Pat Gilman had no idea that she wanted to be an archaeologist until she took an anthropology class as an undergraduate. Even then, all she knew was that she liked anthropology in general. It took an archaeology field school in the summer that she graduated before she knew that archaeology was the subfield of anthropology that she liked best. A 1974 field project in the Mimbres Valley of southwestern New Mexico under the auspices of the Mimbres Foundation and Dr. Steven LeBlanc was the start of her life-long interest in research and field work in the larger Mimbres region.

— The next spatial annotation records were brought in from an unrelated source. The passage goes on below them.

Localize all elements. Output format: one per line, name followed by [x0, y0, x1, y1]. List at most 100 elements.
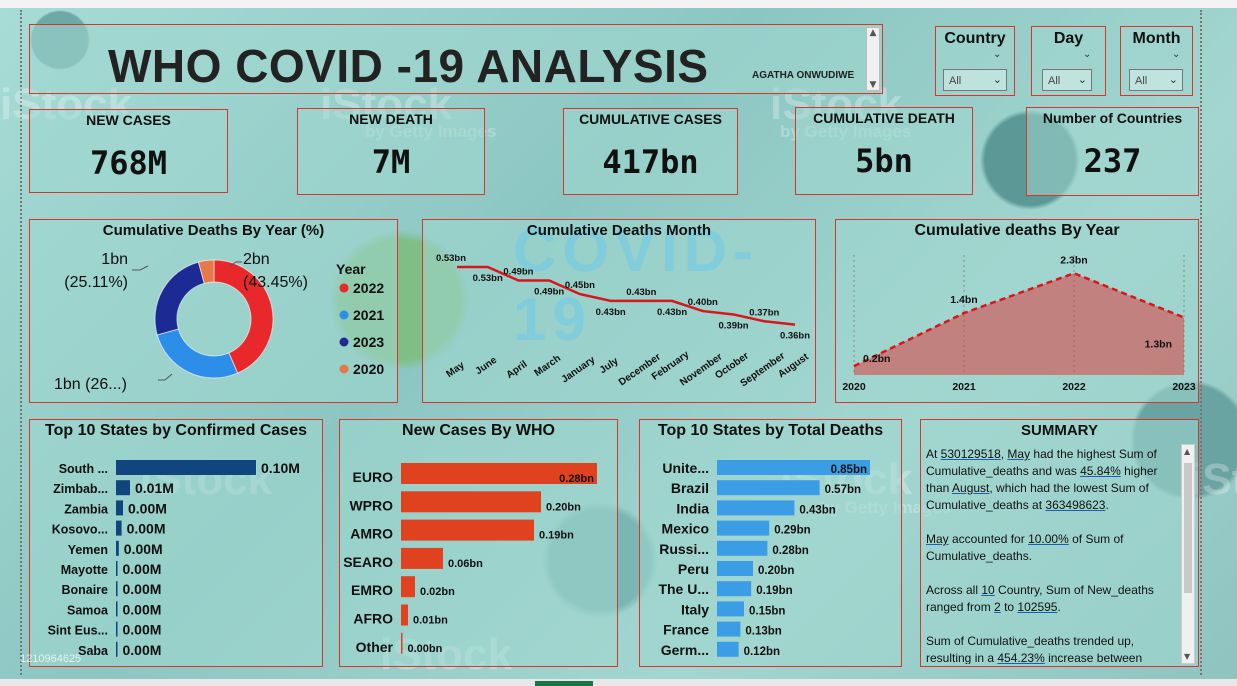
legend-entry-2020[interactable]: 2020: [353, 361, 384, 377]
kpi-value: 7M: [371, 143, 411, 181]
legend-entry-2023[interactable]: 2023: [353, 334, 384, 350]
data-label: 0.20bn: [758, 565, 794, 577]
bar[interactable]: [401, 463, 597, 484]
line-chart[interactable]: 0.53bn0.53bn0.49bn0.49bn0.45bn0.43bn0.43…: [423, 220, 817, 404]
y-tick-label: Sint Eus...: [48, 624, 108, 638]
month-dropdown[interactable]: All ⌄: [1129, 69, 1183, 91]
x-tick-label: January: [560, 354, 598, 385]
bar[interactable]: [717, 641, 739, 657]
data-label: 0.85bn: [831, 464, 867, 476]
series-line[interactable]: [853, 271, 1185, 368]
bar[interactable]: [717, 540, 768, 556]
legend-entry-2021[interactable]: 2021: [353, 307, 384, 323]
country-dropdown[interactable]: All ⌄: [943, 69, 1007, 91]
bar[interactable]: [116, 621, 118, 637]
donut-slice-2023[interactable]: [154, 261, 205, 336]
y-tick-label: Peru: [678, 561, 709, 577]
data-label: 0.01M: [135, 480, 174, 496]
confirmed-cases-bar-chart[interactable]: South ... 0.10M Zimbab... 0.01M Zambia 0.00M K…: [30, 420, 324, 668]
data-label: 1.4bn: [950, 294, 977, 306]
data-label: 0.53bn: [436, 253, 466, 264]
y-tick-label: WPRO: [349, 497, 393, 513]
data-label: 0.28bn: [772, 545, 808, 557]
data-label: 0.00M: [123, 622, 162, 638]
page-tab[interactable]: [535, 681, 593, 686]
bar[interactable]: [401, 604, 408, 626]
legend-marker: [339, 337, 349, 347]
scrollbar-thumb[interactable]: [1184, 463, 1192, 593]
title-scrollbar[interactable]: ▲ ▼: [866, 27, 880, 91]
data-label: 0.00M: [123, 601, 162, 617]
donut-slice-2022[interactable]: [213, 259, 274, 374]
dropdown-value: All: [949, 75, 962, 87]
legend-entry-2022[interactable]: 2022: [353, 280, 384, 296]
bar[interactable]: [116, 561, 118, 576]
scroll-down-icon[interactable]: ▼: [1184, 652, 1191, 661]
scroll-down-icon[interactable]: ▼: [869, 80, 877, 90]
slicer-month[interactable]: Month ⌄ All ⌄: [1120, 26, 1193, 96]
summary-scrollbar[interactable]: ▲ ▼: [1181, 444, 1195, 664]
bar[interactable]: [116, 641, 118, 657]
chevron-down-icon[interactable]: ⌄: [993, 49, 1002, 60]
donut-slice-2021[interactable]: [156, 328, 239, 379]
kpi-label: Number of Countries: [1042, 110, 1183, 126]
bar[interactable]: [717, 581, 752, 597]
bar[interactable]: [717, 500, 795, 516]
y-tick-label: Zambia: [64, 502, 109, 516]
bar[interactable]: [116, 480, 130, 496]
donut-data-label: 1bn: [101, 251, 128, 268]
chart-title: Cumulative Deaths By Year (%): [102, 222, 325, 239]
slicer-country[interactable]: Country ⌄ All ⌄: [935, 26, 1015, 96]
bar[interactable]: [116, 540, 119, 556]
kpi-label: CUMULATIVE DEATH: [813, 110, 955, 126]
series-line[interactable]: [457, 265, 796, 326]
area-chart-card: Cumulative deaths By Year 0.2bn 1.4bn 2.3b…: [835, 219, 1199, 403]
data-label: 0.13bn: [745, 626, 781, 638]
donut-data-label: 2bn: [243, 251, 270, 268]
data-label: 0.45bn: [565, 280, 595, 291]
bar[interactable]: [401, 632, 403, 654]
bar[interactable]: [116, 601, 118, 617]
data-label: 0.29bn: [774, 525, 810, 537]
bar[interactable]: [717, 460, 870, 475]
line-chart-card: COVID-19 Cumulative Deaths Month 0.53bn 0…: [422, 217, 817, 404]
data-label: 0.10M: [261, 460, 300, 476]
day-dropdown[interactable]: All ⌄: [1042, 69, 1092, 91]
total-deaths-bar-chart[interactable]: Unite... 0.85bn Brazil 0.57bn India 0.43bn Mex…: [640, 420, 903, 668]
chart-title: Top 10 States by Confirmed Cases: [45, 422, 307, 439]
bar[interactable]: [717, 520, 770, 536]
y-tick-label: The U...: [658, 581, 709, 597]
data-label: 0.00M: [123, 642, 162, 658]
data-label: 0.00M: [128, 500, 167, 516]
bar[interactable]: [116, 581, 118, 597]
bar[interactable]: [401, 491, 541, 513]
donut-chart[interactable]: 2bn (43.45%) 1bn (26...) 1bn (25.11%) Year 202…: [30, 220, 399, 404]
scroll-up-icon[interactable]: ▲: [1184, 447, 1191, 456]
bar[interactable]: [717, 621, 741, 637]
y-tick-label: Yemen: [68, 543, 108, 557]
new-cases-who-bar-chart[interactable]: EURO 0.28bn WPRO 0.20bn AMRO 0.19bn SEARO 0.06b…: [340, 420, 619, 668]
bar[interactable]: [717, 561, 753, 576]
bar[interactable]: [116, 460, 256, 475]
chevron-down-icon[interactable]: ⌄: [1083, 49, 1092, 60]
slicer-day[interactable]: Day ⌄ All ⌄: [1031, 26, 1106, 96]
dropdown-value: All: [1048, 75, 1061, 87]
legend-marker: [339, 310, 349, 320]
bar[interactable]: [401, 576, 415, 598]
data-label: 0.00M: [124, 541, 163, 557]
bar[interactable]: [401, 547, 443, 569]
data-label: 0.20bn: [546, 501, 581, 513]
bar[interactable]: [116, 520, 122, 536]
slicer-label: Day: [1053, 30, 1084, 47]
scroll-up-icon[interactable]: ▲: [869, 28, 877, 38]
donut-slice-2020[interactable]: [197, 259, 215, 284]
y-tick-label: France: [663, 622, 709, 638]
chevron-down-icon[interactable]: ⌄: [1172, 49, 1181, 60]
data-label: 0.39bn: [718, 320, 748, 331]
bar[interactable]: [401, 519, 534, 541]
area-chart[interactable]: 0.2bn 1.4bn 2.3bn 1.3bn 2020 2021 2022 2023: [836, 220, 1200, 404]
bar[interactable]: [717, 601, 744, 617]
bar[interactable]: [116, 500, 123, 516]
bar[interactable]: [717, 480, 820, 496]
x-tick-label: 2023: [1172, 381, 1196, 393]
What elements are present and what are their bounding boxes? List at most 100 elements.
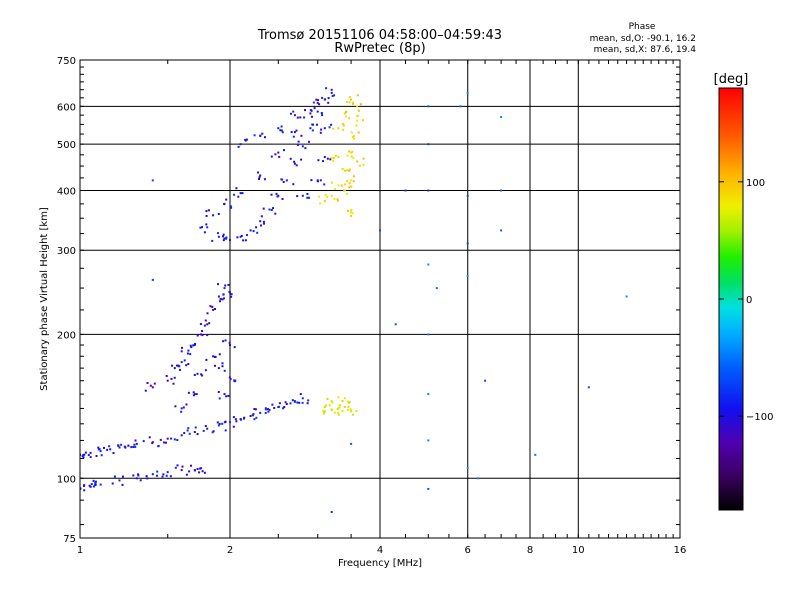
data-point: [252, 413, 255, 415]
data-point: [245, 138, 248, 141]
data-point: [261, 132, 264, 135]
x-tick-label: 1: [77, 545, 83, 556]
data-point: [233, 346, 236, 349]
data-point: [295, 129, 298, 132]
data-point: [267, 408, 269, 411]
data-point: [236, 236, 239, 239]
colorbar-tick-label: 0: [746, 295, 752, 306]
data-point: [224, 420, 227, 423]
data-point: [204, 319, 207, 322]
data-point: [351, 212, 354, 215]
data-point: [225, 237, 228, 240]
data-point: [330, 91, 333, 94]
data-point: [89, 451, 92, 454]
data-point: [337, 156, 340, 158]
data-point: [253, 408, 256, 410]
data-point: [183, 359, 186, 362]
data-point: [244, 239, 247, 242]
data-point: [353, 137, 356, 140]
data-point: [323, 127, 326, 130]
data-point: [165, 441, 167, 444]
data-point: [316, 101, 319, 104]
data-point: [330, 156, 333, 159]
data-point: [208, 322, 211, 325]
chart-subtitle: RwPretec (8p): [334, 41, 425, 56]
data-point: [151, 386, 154, 389]
data-point: [155, 474, 158, 477]
data-point: [223, 369, 226, 372]
data-point: [337, 408, 340, 411]
data-point: [338, 406, 341, 409]
data-point: [253, 418, 256, 421]
data-point: [99, 483, 102, 486]
data-point: [207, 209, 210, 212]
data-point: [233, 193, 236, 196]
data-point: [151, 179, 154, 182]
data-point: [222, 233, 225, 236]
data-point: [218, 397, 221, 400]
data-point: [350, 185, 353, 188]
data-point: [311, 129, 314, 132]
data-point: [92, 479, 95, 482]
data-point: [301, 194, 304, 197]
data-point: [262, 207, 265, 210]
data-point: [341, 400, 344, 402]
data-point: [171, 364, 173, 367]
data-point: [316, 110, 319, 113]
data-point: [280, 125, 283, 128]
data-point: [297, 143, 300, 146]
data-point: [311, 115, 313, 118]
data-point: [350, 209, 353, 212]
data-point: [180, 410, 183, 413]
data-point: [278, 402, 281, 405]
data-point: [267, 410, 270, 413]
data-point: [404, 189, 407, 192]
data-point: [206, 323, 209, 326]
data-point: [83, 453, 86, 456]
data-point: [332, 127, 335, 130]
data-point: [190, 464, 192, 467]
data-point: [281, 131, 284, 134]
data-point: [217, 295, 220, 298]
data-point: [315, 98, 318, 101]
data-point: [264, 412, 267, 414]
data-point: [217, 232, 219, 235]
data-point: [94, 484, 97, 487]
data-point: [221, 422, 224, 425]
data-point: [263, 222, 265, 225]
colorbar-ticks: 100 0 −100: [719, 178, 773, 423]
data-point: [310, 109, 313, 112]
data-point: [325, 87, 328, 90]
data-point: [135, 477, 138, 480]
data-point: [352, 180, 355, 183]
data-point: [355, 124, 358, 127]
data-point: [219, 297, 222, 300]
data-point: [232, 425, 235, 428]
data-point: [348, 117, 351, 120]
data-point: [187, 391, 190, 394]
data-point: [221, 365, 224, 368]
y-tick-label: 500: [57, 140, 76, 151]
data-point: [219, 300, 221, 303]
data-point: [337, 411, 340, 414]
data-point: [169, 475, 172, 478]
data-point: [258, 176, 261, 179]
data-point: [317, 159, 320, 162]
y-tick-label: 400: [57, 186, 76, 197]
data-point: [176, 364, 178, 367]
data-point: [283, 149, 285, 152]
data-point: [352, 101, 355, 104]
data-point: [173, 376, 176, 379]
data-point: [103, 446, 105, 449]
y-tick-label: 750: [57, 56, 76, 67]
data-point: [260, 215, 263, 218]
data-point: [179, 368, 181, 371]
data-point: [359, 103, 362, 106]
data-point: [263, 178, 266, 181]
data-point: [309, 127, 312, 130]
data-point: [118, 479, 121, 482]
data-point: [123, 445, 126, 448]
data-point: [346, 154, 349, 157]
data-point: [330, 400, 333, 403]
data-point: [323, 156, 326, 158]
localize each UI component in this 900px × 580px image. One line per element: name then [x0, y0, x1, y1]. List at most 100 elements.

Pat’s initial research interests were architecture and the transition that ancient people made from living in pithouses to inhabiting pueblos. Although Mimbres pit structures and pueblos spurred these interests, she did not use Mimbres data for this research. Recently, however, Pat and her colleagues have been investigating two topics – Mimbres chronometrics, specifically the dates of major transitions such as that from pit structures to pueblo and the scarlet macaws in Mimbres sites. She has also published on social variations within the Mimbres region, Mogollon Great Kivas, and Mimbres iconography and religion. Pat is co-author, with Steven LeBlanc, of the 2017 book, Mimbres Life and Society: The Mattocks Site of Southwestern New Mexico, and she is co-editor, with Barbara Roth and Roger Anyon, of the 2018 book, New Perspectives on Mimbres Archaeology.
Pat earned her Ph.D. from the University of New Mexico. She recently retired from the Department of Anthropology at the University of Oklahoma where she taught for 25 years, and she continues to do Mimbres research.